クルマもまたそのひとつですが、現在の愛車、71年製のメルセデス ベンツ280SLに出会ったのは、約8年ほど前。なんと米・アリゾナの納屋に10年以上放置されていたものだそうですから、まさに運命の出会いです。
背景にあるストーリーを共有するのが好き
地主 晋さん(以下地主) 「まず、アメリカでエンジンとミッションのオーバーホールをしました。外装は比較的綺麗だったのですが、エンジンルームは塗装が剥げていたので、そこを塗り替えてから、日本に持って来て。それからカーペットやシートなどの内装を本格的に整えて、約1年ほどかけて仕上げました」
280SLといえば、1971年当時の世界の最先端。クーラーもしっかり付いていて、オートマチック仕様。それだけに普段乗る上でのストレスはないといいます。
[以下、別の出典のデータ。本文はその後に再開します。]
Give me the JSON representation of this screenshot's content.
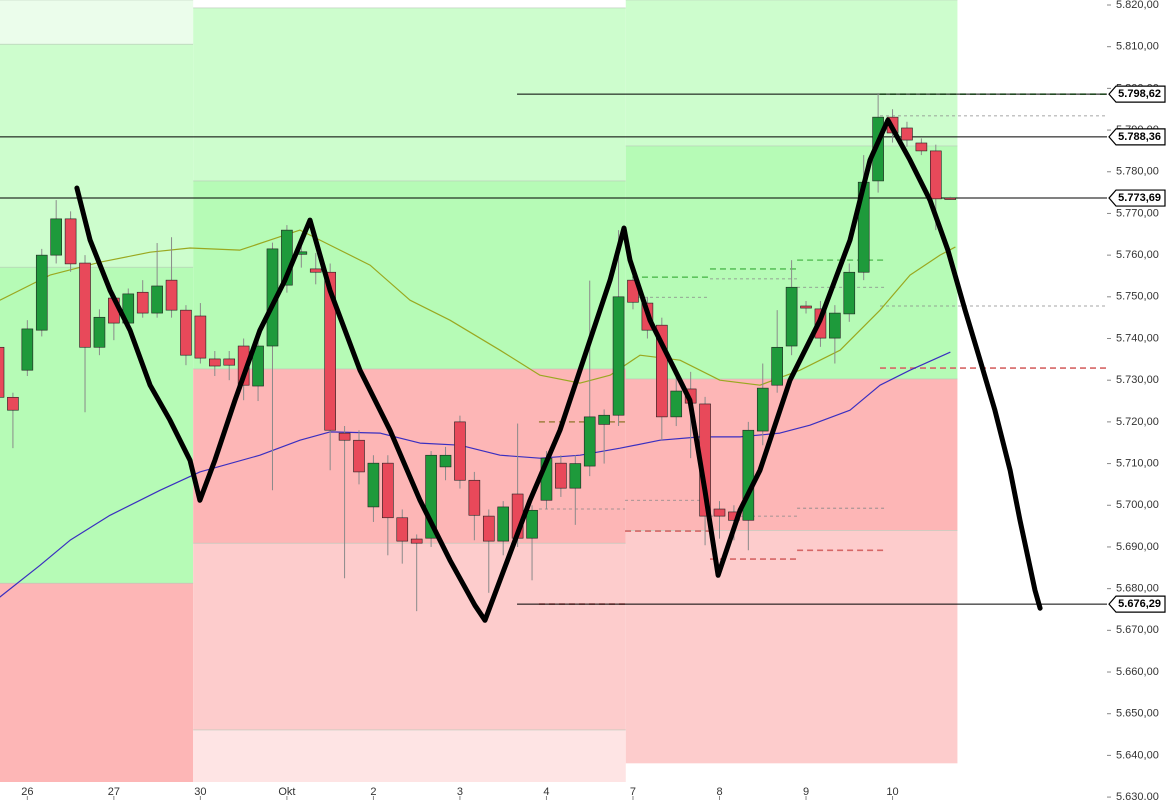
{
  "chart_data": {
    "type": "candlestick",
    "categories": [
      null,
      null,
      "26",
      null,
      null,
      null,
      null,
      null,
      "27",
      null,
      null,
      null,
      null,
      null,
      "30",
      null,
      null,
      null,
      null,
      null,
      "Okt",
      null,
      null,
      null,
      null,
      null,
      "2",
      null,
      null,
      null,
      null,
      null,
      "3",
      null,
      null,
      null,
      null,
      null,
      "4",
      null,
      null,
      null,
      null,
      null,
      "7",
      null,
      null,
      null,
      null,
      null,
      "8",
      null,
      null,
      null,
      null,
      null,
      "9",
      null,
      null,
      null,
      null,
      null,
      "10",
      null,
      null,
      null,
      null
    ],
    "open": [
      5737.9,
      5725.9,
      5732.4,
      5742.0,
      5760.0,
      5768.7,
      5758.1,
      5737.9,
      5749.7,
      5743.7,
      5751.1,
      5746.1,
      5754.0,
      5746.8,
      5745.4,
      5735.1,
      5735.1,
      5738.2,
      5728.6,
      5738.2,
      5752.8,
      5760.2,
      5756.7,
      5755.9,
      5717.3,
      5715.6,
      5699.6,
      5710.1,
      5697.0,
      5691.9,
      5692.1,
      5709.2,
      5720.0,
      5706.0,
      5697.4,
      5691.4,
      5702.7,
      5692.1,
      5701.2,
      5710.1,
      5704.1,
      5709.4,
      5719.4,
      5721.6,
      5754.0,
      5748.5,
      5743.2,
      5721.2,
      5727.9,
      5724.3,
      5699.1,
      5698.4,
      5696.4,
      5717.8,
      5728.8,
      5738.2,
      5747.8,
      5747.1,
      5740.1,
      5745.9,
      5755.9,
      5777.8,
      5793.1,
      5790.5,
      5786.9,
      5785.0,
      5773.7
    ],
    "high": [
      5740,
      5727,
      5744.4,
      5761.5,
      5773.2,
      5770.5,
      5760,
      5747,
      5751,
      5752,
      5754,
      5762.9,
      5764.3,
      5748,
      5748.5,
      5737,
      5737,
      5740,
      5740,
      5763,
      5767.2,
      5763,
      5760.5,
      5758,
      5719,
      5718,
      5712,
      5712,
      5699,
      5693,
      5713,
      5714,
      5721.5,
      5708,
      5699,
      5701,
      5719.6,
      5700,
      5713,
      5712,
      5712,
      5753.9,
      5723,
      5766,
      5756.5,
      5750,
      5745,
      5732,
      5732,
      5726,
      5701,
      5700,
      5720,
      5734,
      5746.8,
      5758.8,
      5749,
      5749,
      5748,
      5758,
      5784,
      5798.9,
      5795,
      5792,
      5788,
      5786.5,
      5774
    ],
    "low": [
      5724,
      5713.7,
      5731,
      5740.5,
      5758,
      5756,
      5722.3,
      5736,
      5739.6,
      5742,
      5745,
      5745,
      5745,
      5733.6,
      5734,
      5731,
      5730,
      5725.2,
      5725,
      5703.6,
      5751,
      5757,
      5753,
      5708.4,
      5682.5,
      5705,
      5696,
      5688,
      5686,
      5674.6,
      5690,
      5706,
      5704,
      5691.6,
      5679,
      5688,
      5690,
      5682,
      5699,
      5702,
      5695.3,
      5707,
      5710,
      5719,
      5747,
      5740,
      5715.6,
      5719,
      5711.3,
      5690.4,
      5692,
      5691.6,
      5689.2,
      5714.4,
      5727,
      5736,
      5746,
      5738,
      5734,
      5744,
      5754,
      5775,
      5787,
      5786,
      5784,
      5766,
      5773.3
    ],
    "close": [
      5725.9,
      5722.8,
      5742.3,
      5760.0,
      5768.7,
      5757.9,
      5737.9,
      5745.1,
      5743.7,
      5750.7,
      5746.1,
      5752.6,
      5746.8,
      5736.0,
      5735.3,
      5733.4,
      5733.6,
      5728.8,
      5738.2,
      5761.5,
      5766.0,
      5760.8,
      5755.9,
      5718.0,
      5715.6,
      5708.0,
      5710.1,
      5697.0,
      5691.4,
      5690.9,
      5712.0,
      5712.0,
      5706.0,
      5697.6,
      5691.4,
      5699.6,
      5692.1,
      5698.8,
      5711.3,
      5704.1,
      5710.0,
      5721.2,
      5721.6,
      5750.0,
      5748.7,
      5742.0,
      5721.2,
      5727.4,
      5724.5,
      5697.4,
      5697.4,
      5696.4,
      5718.0,
      5728.1,
      5737.9,
      5752.3,
      5747.3,
      5740.1,
      5746.1,
      5755.9,
      5777.5,
      5793.1,
      5789.3,
      5787.6,
      5785.0,
      5773.5,
      5773.5
    ],
    "colors": {
      "up": "#1e9a3b",
      "down": "#e8495a",
      "wick": "#8a8a8a"
    },
    "ylim": [
      5629.3,
      5821.2
    ],
    "yticks": [
      {
        "value": 5820,
        "label": "5.820,00"
      },
      {
        "value": 5810,
        "label": "5.810,00"
      },
      {
        "value": 5800,
        "label": "5.800,00"
      },
      {
        "value": 5790,
        "label": "5.790,00"
      },
      {
        "value": 5780,
        "label": "5.780,00"
      },
      {
        "value": 5770,
        "label": "5.770,00"
      },
      {
        "value": 5760,
        "label": "5.760,00"
      },
      {
        "value": 5750,
        "label": "5.750,00"
      },
      {
        "value": 5740,
        "label": "5.740,00"
      },
      {
        "value": 5730,
        "label": "5.730,00"
      },
      {
        "value": 5720,
        "label": "5.720,00"
      },
      {
        "value": 5710,
        "label": "5.710,00"
      },
      {
        "value": 5700,
        "label": "5.700,00"
      },
      {
        "value": 5690,
        "label": "5.690,00"
      },
      {
        "value": 5680,
        "label": "5.680,00"
      },
      {
        "value": 5670,
        "label": "5.670,00"
      },
      {
        "value": 5660,
        "label": "5.660,00"
      },
      {
        "value": 5650,
        "label": "5.650,00"
      },
      {
        "value": 5640,
        "label": "5.640,00"
      },
      {
        "value": 5630,
        "label": "5.630,00"
      }
    ],
    "zones": [
      {
        "x": [
          -0.5,
          13.5
        ],
        "y": [
          5810.6,
          5821.2
        ],
        "color": "#ebfdeb"
      },
      {
        "x": [
          -0.5,
          13.5
        ],
        "y": [
          5757.1,
          5810.6
        ],
        "color": "#cdfdcd"
      },
      {
        "x": [
          -0.5,
          13.5
        ],
        "y": [
          5681.3,
          5757.1
        ],
        "color": "#b6fbb6"
      },
      {
        "x": [
          -0.5,
          13.5
        ],
        "y": [
          5633.6,
          5681.3
        ],
        "color": "#fdb6b6"
      },
      {
        "x": [
          13.5,
          43.5
        ],
        "y": [
          5777.8,
          5819.3
        ],
        "color": "#cdfdcd"
      },
      {
        "x": [
          13.5,
          43.5
        ],
        "y": [
          5732.7,
          5777.8
        ],
        "color": "#b6fbb6"
      },
      {
        "x": [
          13.5,
          43.5
        ],
        "y": [
          5690.9,
          5732.7
        ],
        "color": "#fdb6b6"
      },
      {
        "x": [
          13.5,
          43.5
        ],
        "y": [
          5646.1,
          5690.9
        ],
        "color": "#fdcccc"
      },
      {
        "x": [
          13.5,
          43.5
        ],
        "y": [
          5633.6,
          5646.1
        ],
        "color": "#fee4e4"
      },
      {
        "x": [
          43.5,
          66.5
        ],
        "y": [
          5786.2,
          5821.2
        ],
        "color": "#cdfdcd"
      },
      {
        "x": [
          43.5,
          66.5
        ],
        "y": [
          5730.3,
          5786.2
        ],
        "color": "#b6fbb6"
      },
      {
        "x": [
          43.5,
          66.5
        ],
        "y": [
          5694.0,
          5730.3
        ],
        "color": "#fdb6b6"
      },
      {
        "x": [
          43.5,
          66.5
        ],
        "y": [
          5638.1,
          5694.0
        ],
        "color": "#fdcccc"
      }
    ],
    "levels": [
      {
        "x": [
          61.13,
          76.9
        ],
        "value": 5798.6,
        "color": "#5ec45e"
      },
      {
        "x": [
          61.13,
          76.9
        ],
        "value": 5793.4,
        "color": "#888888"
      },
      {
        "x": [
          61.13,
          76.9
        ],
        "value": 5747.8,
        "color": "#888888"
      },
      {
        "x": [
          61.13,
          76.9
        ],
        "value": 5732.9,
        "color": "#d66666"
      },
      {
        "x": [
          43.93,
          49.34
        ],
        "value": 5754.7,
        "color": "#5ec45e"
      },
      {
        "x": [
          43.93,
          49.34
        ],
        "value": 5749.9,
        "color": "#888888"
      },
      {
        "x": [
          49.34,
          55.38
        ],
        "value": 5756.7,
        "color": "#5ec45e"
      },
      {
        "x": [
          49.34,
          55.38
        ],
        "value": 5754.3,
        "color": "#888888"
      },
      {
        "x": [
          55.38,
          61.41
        ],
        "value": 5758.8,
        "color": "#5ec45e"
      },
      {
        "x": [
          55.38,
          61.41
        ],
        "value": 5752.3,
        "color": "#888888"
      },
      {
        "x": [
          37.48,
          43.45
        ],
        "value": 5676.3,
        "color": "#d66666"
      },
      {
        "x": [
          37.48,
          43.45
        ],
        "value": 5699.1,
        "color": "#888888"
      },
      {
        "x": [
          37.48,
          43.45
        ],
        "value": 5720.0,
        "color": "#a08040"
      },
      {
        "x": [
          43.45,
          49.34
        ],
        "value": 5693.8,
        "color": "#d66666"
      },
      {
        "x": [
          43.45,
          49.34
        ],
        "value": 5701.2,
        "color": "#888888"
      },
      {
        "x": [
          49.34,
          55.38
        ],
        "value": 5687.1,
        "color": "#d66666"
      },
      {
        "x": [
          49.34,
          55.38
        ],
        "value": 5697.4,
        "color": "#888888"
      },
      {
        "x": [
          55.38,
          61.41
        ],
        "value": 5689.2,
        "color": "#d66666"
      },
      {
        "x": [
          55.38,
          61.41
        ],
        "value": 5699.3,
        "color": "#888888"
      }
    ],
    "price_lines": [
      {
        "x": [
          35.96,
          76.9
        ],
        "value": 5798.62,
        "label": "5.798,62"
      },
      {
        "x": [
          -0.5,
          76.9
        ],
        "value": 5788.36,
        "label": "5.788,36"
      },
      {
        "x": [
          -0.5,
          76.9
        ],
        "value": 5773.69,
        "label": "5.773,69"
      },
      {
        "x": [
          35.96,
          76.9
        ],
        "value": 5676.29,
        "label": "5.676,29"
      }
    ],
    "lines": [
      {
        "color": "#9aa820",
        "width": 1.2,
        "x": [
          0.1,
          3.57,
          7.04,
          10.51,
          13.28,
          16.75,
          18.83,
          20.91,
          22.99,
          25.76,
          28.54,
          31.31,
          34.78,
          37.55,
          40.33,
          42.41,
          44.49,
          47.26,
          50.03,
          52.81,
          55.58,
          58.36,
          61.13,
          63.21,
          65.29,
          66.33
        ],
        "values": [
          5749.2,
          5755.2,
          5758.3,
          5760.7,
          5761.7,
          5761.2,
          5763.6,
          5766.0,
          5762.4,
          5757.6,
          5749.2,
          5744.4,
          5737.2,
          5731.2,
          5729.3,
          5731.2,
          5736.0,
          5734.8,
          5730.0,
          5728.8,
          5732.4,
          5737.2,
          5746.8,
          5755.2,
          5760.0,
          5761.9
        ]
      },
      {
        "color": "#3a2fc0",
        "width": 1.2,
        "x": [
          0.1,
          2.88,
          4.96,
          7.73,
          11.2,
          13.97,
          18.13,
          20.91,
          22.99,
          26.46,
          29.23,
          32.0,
          34.78,
          37.55,
          40.33,
          43.1,
          45.88,
          48.65,
          51.42,
          54.19,
          56.27,
          59.05,
          61.13,
          63.21,
          65.98
        ],
        "values": [
          5678.0,
          5685.6,
          5691.6,
          5697.6,
          5703.6,
          5708.0,
          5712.0,
          5715.6,
          5717.6,
          5717.3,
          5714.9,
          5714.4,
          5712.0,
          5711.3,
          5712.0,
          5713.7,
          5715.6,
          5716.4,
          5716.4,
          5717.3,
          5719.2,
          5722.8,
          5728.8,
          5732.4,
          5736.7
        ]
      },
      {
        "color": "#000000",
        "width": 5,
        "x": [
          5.44,
          6.35,
          7.73,
          9.12,
          10.51,
          11.89,
          13.28,
          13.97,
          15.01,
          16.4,
          18.13,
          19.87,
          21.6,
          22.99,
          25.07,
          27.15,
          29.23,
          31.31,
          33.04,
          33.74,
          34.78,
          36.86,
          38.94,
          41.02,
          42.41,
          43.38,
          43.79,
          45.18,
          46.57,
          47.95,
          48.99,
          49.9,
          51.42,
          52.81,
          54.89,
          56.97,
          59.05,
          60.44,
          61.68,
          63.21,
          64.6,
          65.84,
          67.03,
          68.07,
          69.1,
          70.15,
          70.84,
          71.88,
          72.23
        ],
        "values": [
          5776.1,
          5763.6,
          5751.6,
          5742.0,
          5728.8,
          5720.4,
          5710.8,
          5701.2,
          5710.8,
          5725.2,
          5742.0,
          5754.0,
          5768.4,
          5751.6,
          5732.4,
          5718.0,
          5701.2,
          5686.8,
          5676.0,
          5672.4,
          5682.0,
          5701.2,
          5718.0,
          5739.6,
          5754.0,
          5766.5,
          5758.8,
          5744.4,
          5734.8,
          5725.2,
          5703.6,
          5683.2,
          5698.8,
          5708.4,
          5730.0,
          5744.4,
          5763.6,
          5782.8,
          5792.4,
          5782.8,
          5773.2,
          5761.2,
          5746.8,
          5734.8,
          5722.8,
          5708.4,
          5696.4,
          5679.6,
          5675.3
        ]
      }
    ]
  }
}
地主 「ものすごい長距離を乗ることはないですが、都内から箱根ぐらいの距離ならちょうどよくて気持ちいいですよ。季節的にはオープンで乗るなら4月、5月が一番。冬は少し寒くなってきた11月頃が最高です。乗り味も約半世紀も前の車とは思えないしなやかさがあって、当時の日本車を考えると、ドイツの凄さを実感します(笑)」
地主 「例えば、この車は、亡くなった旦那さんが乗っていたという未亡人の方から譲り受けたんです。納車された当時の写真も見せてもらったり。ヴィンテージカーは、その時代ならではのデザインや雰囲気を味わえるのも醍醐味ですが、歴史と一緒にそういうストーリーがある。それを感じながら運転するのがまた感慨深いんです」
地主 「でも、ヴィンテージカーに乗るからといって、身に着けるものも古めかしい質感で統一感を出すとか、そういうことを意識することはないですね(笑)」
といいつつも、この日も気がつけば、身に着けている時計やダッシュボードに置いてある普段使いの眼鏡は、歴史を重ねた名品でした。自然体でありながら、車とマッチするアイテムをそれとなくセレクトしているところが、またこなれて見えるのです。
地主 「エンジンだけM113シリーズのV8とか、現代の馬力のあるものを乗っけてみたい。見た目はヴィンテージ、でも中身は最新というものの究極を突き詰めていくのも面白そうだな、なんて密かに思っています(笑)」
● 地主 晋
マディソンブルー副社長、フォトグラファー。武蔵野美術大学造形学科卒業後、スタジオマンを経て、1990年独立。ファッション雑誌、ミュージック・ビデオ、広告ほか、幅広いフィールドで活躍。奥様で元スタイリストの中山まりこ氏が2014年にローンチした「マディソンブルー」に参加すると共に、副社長に就任。服作りとフォトグラファー、現在は二足のわらじで多忙な日々を送る。